FREN

#FF00AA


7 nov. 2007

@web@

Facebook is going to start serving ads based on what your profile’s keywords — that’s what everybody expected. The interesting bit, however, is that Facebook is going to identify you when you go to eBay and other partners (so that they can tell your friends what you bought and what movies you’re going to see). Put two and two together: they’re much closer than you might have thought to offering an advertising network allowing any website or blog to insert ad iframes that are specifically targeted to each visitor, based on their Facebook profile.
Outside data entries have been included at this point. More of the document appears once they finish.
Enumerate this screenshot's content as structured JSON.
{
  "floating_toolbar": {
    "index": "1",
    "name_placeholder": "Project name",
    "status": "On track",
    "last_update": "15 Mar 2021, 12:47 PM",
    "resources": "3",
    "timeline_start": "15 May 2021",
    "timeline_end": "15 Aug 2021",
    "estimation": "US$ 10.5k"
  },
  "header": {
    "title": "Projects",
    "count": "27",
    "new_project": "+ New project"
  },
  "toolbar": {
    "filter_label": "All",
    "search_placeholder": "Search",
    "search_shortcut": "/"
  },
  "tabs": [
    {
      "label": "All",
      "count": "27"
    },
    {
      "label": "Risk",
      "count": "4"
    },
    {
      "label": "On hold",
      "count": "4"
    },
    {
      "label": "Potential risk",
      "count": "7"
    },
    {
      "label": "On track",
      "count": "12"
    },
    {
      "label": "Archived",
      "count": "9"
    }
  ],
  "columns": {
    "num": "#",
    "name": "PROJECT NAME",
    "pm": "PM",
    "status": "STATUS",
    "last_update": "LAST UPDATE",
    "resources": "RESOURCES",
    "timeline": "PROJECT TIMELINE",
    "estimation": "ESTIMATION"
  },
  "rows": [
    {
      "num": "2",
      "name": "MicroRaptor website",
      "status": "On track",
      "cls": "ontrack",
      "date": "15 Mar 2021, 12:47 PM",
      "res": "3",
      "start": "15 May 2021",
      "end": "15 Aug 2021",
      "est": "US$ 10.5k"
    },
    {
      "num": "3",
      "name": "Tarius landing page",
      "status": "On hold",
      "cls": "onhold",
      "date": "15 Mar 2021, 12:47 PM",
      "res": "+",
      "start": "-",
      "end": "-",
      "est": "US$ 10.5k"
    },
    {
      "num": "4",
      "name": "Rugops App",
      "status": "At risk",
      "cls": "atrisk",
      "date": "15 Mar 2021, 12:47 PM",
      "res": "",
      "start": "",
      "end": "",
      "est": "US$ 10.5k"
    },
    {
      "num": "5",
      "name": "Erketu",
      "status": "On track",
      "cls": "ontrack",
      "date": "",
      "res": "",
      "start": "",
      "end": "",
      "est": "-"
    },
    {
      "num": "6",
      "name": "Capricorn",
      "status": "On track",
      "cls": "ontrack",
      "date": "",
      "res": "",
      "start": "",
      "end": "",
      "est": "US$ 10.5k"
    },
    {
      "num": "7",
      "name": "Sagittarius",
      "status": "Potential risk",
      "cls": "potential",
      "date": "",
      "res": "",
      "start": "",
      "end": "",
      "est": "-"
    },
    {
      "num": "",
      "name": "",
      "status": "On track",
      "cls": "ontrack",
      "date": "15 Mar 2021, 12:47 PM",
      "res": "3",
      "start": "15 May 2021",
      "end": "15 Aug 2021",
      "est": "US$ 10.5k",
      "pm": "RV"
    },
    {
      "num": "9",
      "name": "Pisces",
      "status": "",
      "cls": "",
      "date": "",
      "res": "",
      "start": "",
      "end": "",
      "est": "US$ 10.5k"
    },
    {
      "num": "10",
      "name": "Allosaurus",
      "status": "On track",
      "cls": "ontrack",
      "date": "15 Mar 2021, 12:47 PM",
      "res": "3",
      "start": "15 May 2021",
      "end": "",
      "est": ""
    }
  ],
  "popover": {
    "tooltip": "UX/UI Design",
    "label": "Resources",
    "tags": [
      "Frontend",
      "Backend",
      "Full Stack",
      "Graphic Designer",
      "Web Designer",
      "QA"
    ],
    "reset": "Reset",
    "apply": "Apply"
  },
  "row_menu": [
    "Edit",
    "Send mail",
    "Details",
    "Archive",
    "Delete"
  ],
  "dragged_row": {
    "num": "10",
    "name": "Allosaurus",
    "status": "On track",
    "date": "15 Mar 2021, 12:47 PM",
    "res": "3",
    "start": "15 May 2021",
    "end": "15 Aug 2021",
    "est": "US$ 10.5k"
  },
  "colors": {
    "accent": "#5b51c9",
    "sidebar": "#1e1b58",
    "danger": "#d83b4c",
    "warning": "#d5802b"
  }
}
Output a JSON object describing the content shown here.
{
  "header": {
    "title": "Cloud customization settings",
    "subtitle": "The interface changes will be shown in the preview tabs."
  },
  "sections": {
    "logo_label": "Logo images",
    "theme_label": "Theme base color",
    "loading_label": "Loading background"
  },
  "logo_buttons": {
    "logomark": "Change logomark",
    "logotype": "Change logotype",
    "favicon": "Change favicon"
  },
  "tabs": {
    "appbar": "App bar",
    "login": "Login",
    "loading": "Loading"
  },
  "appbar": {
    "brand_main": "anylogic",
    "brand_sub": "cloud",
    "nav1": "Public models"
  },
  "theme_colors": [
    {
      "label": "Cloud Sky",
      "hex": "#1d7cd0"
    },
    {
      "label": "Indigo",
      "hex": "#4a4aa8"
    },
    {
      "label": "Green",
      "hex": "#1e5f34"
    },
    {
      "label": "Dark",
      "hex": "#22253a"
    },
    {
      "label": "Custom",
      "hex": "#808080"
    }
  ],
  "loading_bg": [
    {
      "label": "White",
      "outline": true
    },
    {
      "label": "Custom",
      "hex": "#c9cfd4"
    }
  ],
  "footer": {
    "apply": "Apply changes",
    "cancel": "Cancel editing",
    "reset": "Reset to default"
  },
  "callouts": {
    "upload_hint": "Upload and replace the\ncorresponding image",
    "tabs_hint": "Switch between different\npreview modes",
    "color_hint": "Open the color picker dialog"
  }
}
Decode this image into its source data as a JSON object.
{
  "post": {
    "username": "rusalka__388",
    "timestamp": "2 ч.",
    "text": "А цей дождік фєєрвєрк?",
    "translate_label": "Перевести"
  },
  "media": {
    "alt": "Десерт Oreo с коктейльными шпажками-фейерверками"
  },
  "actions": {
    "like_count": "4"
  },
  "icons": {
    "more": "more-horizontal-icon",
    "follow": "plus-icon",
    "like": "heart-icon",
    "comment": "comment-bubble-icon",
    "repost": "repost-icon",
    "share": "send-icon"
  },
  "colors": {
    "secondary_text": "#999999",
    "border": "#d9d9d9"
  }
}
No wonder Microsoft would afford Facebook such a valuation: they might actually be the first serious threat to AdSense, succeeding where Google failed in trying (supposedly) to put together Orkut and DoubleClick.

No wonder, either, that Google would try to make the web 2.0 landscape as fluid as possible with OpenSocial, facilitating profile transfers so that each next Friendster is more short-lived than the one before, and nobody ever gets to be Facebook again.

Now it all hinges in Facebook managing to keep the audience’s interest in the long run, and it actually looks like they may be clever enough to make it.

 

Concerned about your privacy? (News flash: there’s no such thing anymore in the twenty-first century. Deal with it.) At least a Facebook targeted ad network would have the advantage over Google that it would only (or at least, mostly) use data you voluntarily gave it. And you could totally opt out — if you don’t mind looking like the luddite sociopath that you are.